Swiggy is planning to launch a 2024 stock market listing and has enlisted bankers to assess its valuation.
IPO plans renewed
It was valued at $10.7 billion in its last fundraising in 2022.
However its plans, like many Indian startups, had to be put on hold thanks to a pandemic-infused overall slowdown.
It has now rebounded, calling as much as eight top profile names to pitch in with the IPO.
It has planned an IPO listing window between July and September 2024.
Picking suitable partners
It is banking on the last funding round’s valuation of $10.7 Bn as a reference point for its IPO strategy.
This means that it is yet to decide on stake sale or the final valuation.

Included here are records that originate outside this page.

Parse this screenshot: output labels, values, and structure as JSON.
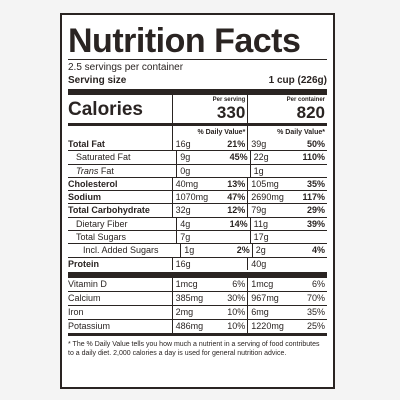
{
  "label": {
    "title": "Nutrition Facts",
    "servings_per_container": "2.5 servings per container",
    "serving_size_label": "Serving size",
    "serving_size_value": "1 cup (226g)",
    "calories_label": "Calories",
    "per_serving_header": "Per serving",
    "per_container_header": "Per container",
    "calories_per_serving": "330",
    "calories_per_container": "820",
    "dv_header": "% Daily Value*"
  },
  "nutrients": [
    {
      "name": "Total Fat",
      "ps_amt": "16g",
      "ps_pct": "21%",
      "pc_amt": "39g",
      "pc_pct": "50%"
    },
    {
      "name": "Saturated Fat",
      "ps_amt": "9g",
      "ps_pct": "45%",
      "pc_amt": "22g",
      "pc_pct": "110%"
    },
    {
      "name": "Trans Fat",
      "ps_amt": "0g",
      "ps_pct": "",
      "pc_amt": "1g",
      "pc_pct": ""
    },
    {
      "name": "Cholesterol",
      "ps_amt": "40mg",
      "ps_pct": "13%",
      "pc_amt": "105mg",
      "pc_pct": "35%"
    },
    {
      "name": "Sodium",
      "ps_amt": "1070mg",
      "ps_pct": "47%",
      "pc_amt": "2690mg",
      "pc_pct": "117%"
    },
    {
      "name": "Total Carbohydrate",
      "ps_amt": "32g",
      "ps_pct": "12%",
      "pc_amt": "79g",
      "pc_pct": "29%"
    },
    {
      "name": "Dietary Fiber",
      "ps_amt": "4g",
      "ps_pct": "14%",
      "pc_amt": "11g",
      "pc_pct": "39%"
    },
    {
      "name": "Total Sugars",
      "ps_amt": "7g",
      "ps_pct": "",
      "pc_amt": "17g",
      "pc_pct": ""
    },
    {
      "name": "Incl. Added Sugars",
      "ps_amt": "1g",
      "ps_pct": "2%",
      "pc_amt": "2g",
      "pc_pct": "4%"
    },
    {
      "name": "Protein",
      "ps_amt": "16g",
      "ps_pct": "",
      "pc_amt": "40g",
      "pc_pct": ""
    }
  ],
  "vitamins": [
    {
      "name": "Vitamin D",
      "ps_amt": "1mcg",
      "ps_pct": "6%",
      "pc_amt": "1mcg",
      "pc_pct": "6%"
    },
    {
      "name": "Calcium",
      "ps_amt": "385mg",
      "ps_pct": "30%",
      "pc_amt": "967mg",
      "pc_pct": "70%"
    },
    {
      "name": "Iron",
      "ps_amt": "2mg",
      "ps_pct": "10%",
      "pc_amt": "6mg",
      "pc_pct": "35%"
    },
    {
      "name": "Potassium",
      "ps_amt": "486mg",
      "ps_pct": "10%",
      "pc_amt": "1220mg",
      "pc_pct": "25%"
    }
  ],
  "footnote": "* The % Daily Value tells you how much a nutrient in a serving of food contributes to a daily diet. 2,000 calories a day is used for general nutrition advice."
}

Earlier this year the CEO had declared profitability as of March 2023.
Financials
“As of March 2023, Swiggy’s food delivery business has turned profitable (After factoring in ALL corporate costs; excluding employee stock option costs),” Swiggy CEO co-founder and CEO Sriharsha Majety claimed.

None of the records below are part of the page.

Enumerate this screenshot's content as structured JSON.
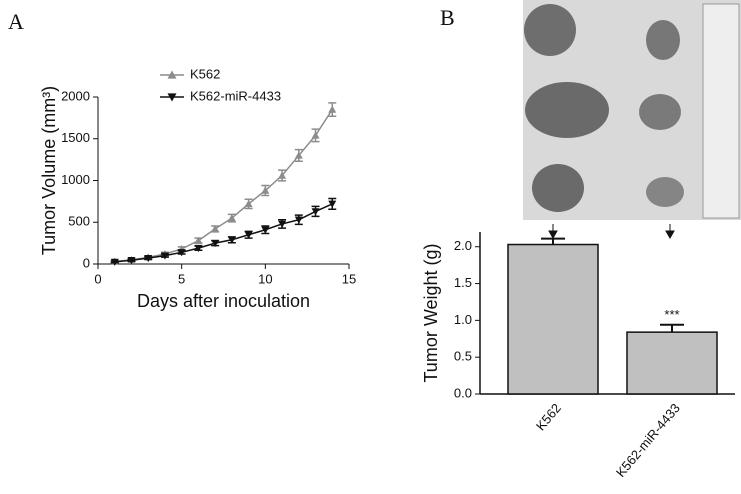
{
  "chart_data": [
    {
      "type": "line",
      "panel": "A",
      "y_label": "Tumor Volume (mm³)",
      "x_label": "Days after inoculation",
      "x": [
        1,
        2,
        3,
        4,
        5,
        6,
        7,
        8,
        9,
        10,
        11,
        12,
        13,
        14
      ],
      "series": [
        {
          "name": "K562",
          "color": "#8c8c8c",
          "marker": "triangle-up",
          "values": [
            30,
            50,
            80,
            120,
            180,
            280,
            420,
            550,
            720,
            880,
            1060,
            1300,
            1540,
            1850
          ],
          "errors": [
            10,
            12,
            15,
            20,
            25,
            30,
            35,
            45,
            55,
            60,
            65,
            70,
            75,
            80
          ]
        },
        {
          "name": "K562-miR-4433",
          "color": "#111111",
          "marker": "triangle-down",
          "values": [
            25,
            45,
            70,
            100,
            140,
            190,
            250,
            290,
            350,
            410,
            480,
            530,
            630,
            720
          ],
          "errors": [
            10,
            12,
            15,
            18,
            20,
            25,
            30,
            35,
            40,
            45,
            50,
            55,
            60,
            65
          ]
        }
      ],
      "xlim": [
        0,
        15
      ],
      "xticks": [
        0,
        5,
        10,
        15
      ],
      "ylim": [
        0,
        2000
      ],
      "yticks": [
        0,
        500,
        1000,
        1500,
        2000
      ]
    },
    {
      "type": "bar",
      "panel": "B",
      "y_label": "Tumor Weight (g)",
      "categories": [
        "K562",
        "K562-miR-4433"
      ],
      "values": [
        2.03,
        0.84
      ],
      "errors": [
        0.08,
        0.1
      ],
      "value_annotations": [
        null,
        "***"
      ],
      "color": "#c0c0c0",
      "ylim": [
        0,
        2.2
      ],
      "yticks": [
        {
          "value": 0,
          "label": "0.0"
        },
        {
          "value": 0.5,
          "label": "0.5"
        },
        {
          "value": 1,
          "label": "1.0"
        },
        {
          "value": 1.5,
          "label": "1.5"
        },
        {
          "value": 2,
          "label": "2.0"
        }
      ]
    }
  ]
}
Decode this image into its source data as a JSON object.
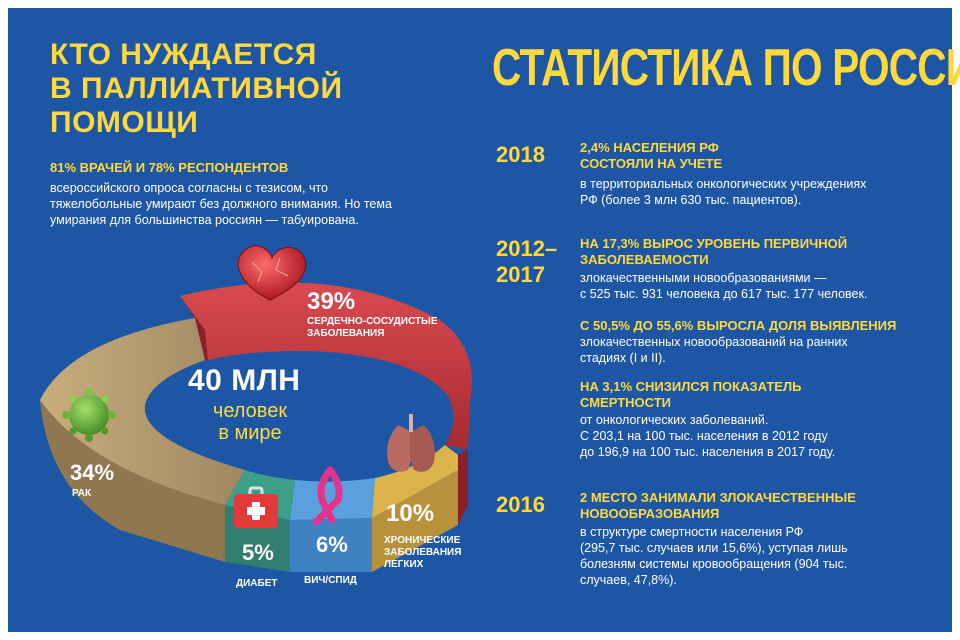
{
  "left": {
    "title_lines": [
      "КТО НУЖДАЕТСЯ",
      "В ПАЛЛИАТИВНОЙ",
      "ПОМОЩИ"
    ],
    "lead_highlight": "81% ВРАЧЕЙ И 78% РЕСПОНДЕНТОВ",
    "lead_lines": [
      "всероссийского опроса  согласны с тезисом, что",
      "тяжелобольные умирают без должного внимания. Но тема",
      "умирания для большинства россиян — табуирована."
    ]
  },
  "chart_data": {
    "type": "pie",
    "center_value": "40 МЛН",
    "center_lines": [
      "человек",
      "в мире"
    ],
    "slices": [
      {
        "label_lines": [
          "СЕРДЕЧНО-СОСУДИСТЫЕ",
          "ЗАБОЛЕВАНИЯ"
        ],
        "value_label": "39%",
        "value": 39,
        "color": "#c5343c"
      },
      {
        "label_lines": [
          "ХРОНИЧЕСКИЕ",
          "ЗАБОЛЕВАНИЯ",
          "ЛЕГКИХ"
        ],
        "value_label": "10%",
        "value": 10,
        "color": "#dcb44c"
      },
      {
        "label_lines": [
          "ВИЧ/СПИД"
        ],
        "value_label": "6%",
        "value": 6,
        "color": "#5aa0de"
      },
      {
        "label_lines": [
          "ДИАБЕТ"
        ],
        "value_label": "5%",
        "value": 5,
        "color": "#3d9e8a"
      },
      {
        "label_lines": [
          "РАК"
        ],
        "value_label": "34%",
        "value": 34,
        "color": "#b59a6e"
      }
    ]
  },
  "right": {
    "title": "СТАТИСТИКА ПО РОССИИ",
    "entries": [
      {
        "year_lines": [
          "2018"
        ],
        "headline_lines": [
          "2,4% НАСЕЛЕНИЯ РФ",
          "СОСТОЯЛИ НА УЧЕТЕ"
        ],
        "text_lines": [
          "в территориальных онкологических учреждениях",
          "РФ (более 3 млн 630 тыс. пациентов)."
        ]
      },
      {
        "year_lines": [
          "2012–",
          "2017"
        ],
        "headline_lines": [
          "НА 17,3% ВЫРОС УРОВЕНЬ ПЕРВИЧНОЙ",
          "ЗАБОЛЕВАЕМОСТИ"
        ],
        "text_lines": [
          "злокачественными новообразованиями —",
          "с 525 тыс. 931 человека  до 617 тыс. 177 человек."
        ]
      },
      {
        "year_lines": [],
        "headline_lines": [
          "С 50,5% ДО 55,6% ВЫРОСЛА ДОЛЯ ВЫЯВЛЕНИЯ"
        ],
        "text_lines": [
          "злокачественных новообразований на ранних",
          "стадиях (I и II)."
        ]
      },
      {
        "year_lines": [],
        "headline_lines": [
          "НА 3,1% СНИЗИЛСЯ ПОКАЗАТЕЛЬ",
          "СМЕРТНОСТИ"
        ],
        "text_lines": [
          "от онкологических заболеваний.",
          "С 203,1 на 100 тыс. населения в 2012 году",
          "до 196,9 на 100 тыс. населения в 2017 году."
        ]
      },
      {
        "year_lines": [
          "2016"
        ],
        "headline_lines": [
          "2 МЕСТО ЗАНИМАЛИ ЗЛОКАЧЕСТВЕННЫЕ",
          "НОВООБРАЗОВАНИЯ"
        ],
        "text_lines": [
          "в структуре смертности населения РФ",
          "(295,7 тыс. случаев или 15,6%), уступая лишь",
          "болезням системы кровообращения (904 тыс.",
          "случаев, 47,8%)."
        ]
      }
    ]
  },
  "icons": [
    "heart-icon",
    "virus-icon",
    "lungs-icon",
    "ribbon-icon",
    "first-aid-kit-icon"
  ]
}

In FY22, the company posted a consolidated loss of INR 3,629 Cr and a revenue of INR 5,704.9 Cr.
Of this, INR 3,444.4 Cr came from the food delivery business.
Competing against Zomato
Meanwhile rival Zomato turned profitable in the first quarter of FY24 with a consolidated profit after tax (PAT) of INR 2 Cr.
This translates to a growth of 54.8% thus far, signaling a return of investor confidence in India’s financial markets.
This comes after a consolidated net loss of INR 186 Cr in the corresponding quarter of the previous fiscal.
Zepto zooming ahead
Yet another startup dealing with online grocery Zepto reported a fundraise of $200 million pegged at a valuation of $1.4 billion.
This propelled it to become the first Indian startup to turn unicorn after a spell of funding drought in the startup sector.
Back to Swiggy
The Softbank-backed Swiggy is directly involved in the planning process.
However, it hasn’t decided on a potential stake sale or final.
Invesco, a minor shareholder, valued it at around $5.5 billion.
It has promising prospects, since it has assured its core food delivery business had turned profitable even as its newer grocery delivery service, Instamart, has been on a downward trajectory.